As does pretty much everything in nature. Or for that matter man-made. Drag a needle through a groove and everything from the cantilever to the headshell to the arm to the platter, plinth, bearing, feet, frame and stand starts vibrating like crazy- and its mostly all even-order harmonics. 

Even-order harmonics are so common in nature our ears mostly either tune them out or actually even prefer them. This long-standing preference by the way is what we call pleasing, or what "objectivists" deride as "euphonic", just one of the many ways they try and manipulate the terms of debate all the while loudly proclaiming their objectivism. Its a sickness.

Where was I? Oh yeah, man-made. There is one thing man has made that breaks this rule. And its not tubes, wire, speaker cones or cabinets, and it certainly isn't records. Its CDs. And yes, digital distortion levels are lower. Absolutely. But we're not talking absolute. We're talking odd relative to even. With digital they are all very low, meaning the irritating odd are just as loud in level - which means much worse in effect. With analog our beloved natural even-order harmonics overwhelms the man-made odd-order noise. 

Which, by the way, perfectly explains why digital recordings sound even better on vinyl.

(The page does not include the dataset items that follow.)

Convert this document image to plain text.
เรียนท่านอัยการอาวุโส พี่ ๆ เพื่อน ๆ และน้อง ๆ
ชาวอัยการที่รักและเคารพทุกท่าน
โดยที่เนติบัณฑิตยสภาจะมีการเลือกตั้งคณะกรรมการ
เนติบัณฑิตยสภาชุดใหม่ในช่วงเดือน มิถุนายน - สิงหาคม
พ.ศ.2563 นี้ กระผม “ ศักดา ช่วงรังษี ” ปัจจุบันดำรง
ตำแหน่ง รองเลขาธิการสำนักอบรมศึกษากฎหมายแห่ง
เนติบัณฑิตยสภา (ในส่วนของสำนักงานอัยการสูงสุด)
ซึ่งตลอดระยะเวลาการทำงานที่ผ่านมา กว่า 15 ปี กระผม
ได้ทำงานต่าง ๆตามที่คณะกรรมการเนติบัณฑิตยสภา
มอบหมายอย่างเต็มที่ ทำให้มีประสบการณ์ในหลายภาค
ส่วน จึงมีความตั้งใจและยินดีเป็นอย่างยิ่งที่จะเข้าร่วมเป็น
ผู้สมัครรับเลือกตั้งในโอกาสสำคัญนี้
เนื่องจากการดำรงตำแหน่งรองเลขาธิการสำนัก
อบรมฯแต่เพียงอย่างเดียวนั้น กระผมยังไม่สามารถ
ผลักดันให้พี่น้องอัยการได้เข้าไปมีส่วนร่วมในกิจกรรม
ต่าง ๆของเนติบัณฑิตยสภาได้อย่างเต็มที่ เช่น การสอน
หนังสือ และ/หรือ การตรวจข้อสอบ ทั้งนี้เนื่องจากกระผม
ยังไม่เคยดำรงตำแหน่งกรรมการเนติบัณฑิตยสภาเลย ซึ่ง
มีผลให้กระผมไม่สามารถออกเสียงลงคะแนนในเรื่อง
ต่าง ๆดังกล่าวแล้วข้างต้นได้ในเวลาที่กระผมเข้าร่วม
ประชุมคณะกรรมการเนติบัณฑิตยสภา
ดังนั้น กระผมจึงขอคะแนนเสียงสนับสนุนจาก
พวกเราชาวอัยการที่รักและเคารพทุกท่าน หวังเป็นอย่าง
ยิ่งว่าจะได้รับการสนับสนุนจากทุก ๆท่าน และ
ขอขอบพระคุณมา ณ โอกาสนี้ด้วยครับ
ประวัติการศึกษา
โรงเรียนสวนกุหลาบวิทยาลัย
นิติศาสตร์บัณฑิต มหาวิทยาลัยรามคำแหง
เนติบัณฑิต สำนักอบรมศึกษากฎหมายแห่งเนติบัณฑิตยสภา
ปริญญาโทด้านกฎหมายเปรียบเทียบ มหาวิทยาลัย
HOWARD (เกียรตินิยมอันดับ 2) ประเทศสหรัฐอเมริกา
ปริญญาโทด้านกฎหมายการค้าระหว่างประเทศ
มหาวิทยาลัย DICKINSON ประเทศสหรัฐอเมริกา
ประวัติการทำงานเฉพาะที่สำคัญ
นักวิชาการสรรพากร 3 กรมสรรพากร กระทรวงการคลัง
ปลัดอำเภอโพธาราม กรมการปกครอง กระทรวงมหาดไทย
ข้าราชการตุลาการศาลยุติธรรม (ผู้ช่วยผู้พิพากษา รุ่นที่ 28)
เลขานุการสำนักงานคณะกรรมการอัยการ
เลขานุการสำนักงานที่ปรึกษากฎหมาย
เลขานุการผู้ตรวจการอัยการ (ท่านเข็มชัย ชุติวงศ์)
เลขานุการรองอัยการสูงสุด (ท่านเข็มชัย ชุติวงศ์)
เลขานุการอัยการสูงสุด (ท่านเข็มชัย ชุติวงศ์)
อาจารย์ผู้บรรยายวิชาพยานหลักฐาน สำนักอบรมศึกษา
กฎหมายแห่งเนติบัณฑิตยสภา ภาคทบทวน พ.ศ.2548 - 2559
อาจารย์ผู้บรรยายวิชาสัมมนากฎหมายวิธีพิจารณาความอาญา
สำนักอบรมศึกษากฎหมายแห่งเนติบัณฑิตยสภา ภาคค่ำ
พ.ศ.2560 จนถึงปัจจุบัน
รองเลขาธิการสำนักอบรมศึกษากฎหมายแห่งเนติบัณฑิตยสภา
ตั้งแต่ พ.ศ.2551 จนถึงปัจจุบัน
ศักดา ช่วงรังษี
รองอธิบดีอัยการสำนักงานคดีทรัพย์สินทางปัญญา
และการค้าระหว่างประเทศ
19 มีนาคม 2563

So the superiority of analog is proven objectively, and we need at the very least to be awfully careful in just how we use tools like measurements and the scientific method.

Which is why I always say: just listen.

Jim raised an interesting point, timing. Fascinating subject, since when anyone figures out what time is you let me know. Kidding. Sort of. Never good taking any of this stuff too seriously. Especially where you got all kinds of stuff like frequency as a function of time, fourier transform, the craziness of people being able to hear jitter distortion measured in picoseconds, on and on.

Cool stuff. Sounds real sophisiticated. Here's a real good trick anyone wants a nice little reality-check to keep things in perspective.

Anyone ever heard a gramophone? The original record player. Needle you could sew a baseball glove with, drug along with half a pound of tracking force, vibrates a bit of foil the tinny sound of which travels down an expanding pipe until it comes out the other end. 

Purely mechanical. No magnets. No electricity of any kind anywhere. No RIAA, no equalization of any kind anywhere. Talk about analog! The squiggle on the black disk creates a squiggle in the air. 

I ask again: anyone ever heard a gramophone? I have. In an antique store one day. They had one. They had some of the heavy black disks. The lady was nice enough to put one on for me.

You ever get the chance, do not pass Go, give it a try. Amazing experience. Unlike anything else I have ever heard. In terms of all our beloved audiophile standards it is pure crap. Yet at the same time it is hair-raisingly live and real! Exactly why is hard to explain. Maybe because, unlike today where we get excited at the feeling of recreating the performer in our room, the gramophone creates the distinct impression the performer is IN THERE! 

I don't know if its timing. I really have no idea what it is. Only thing I know, whatever it is, analog has it in spades. And digital does not.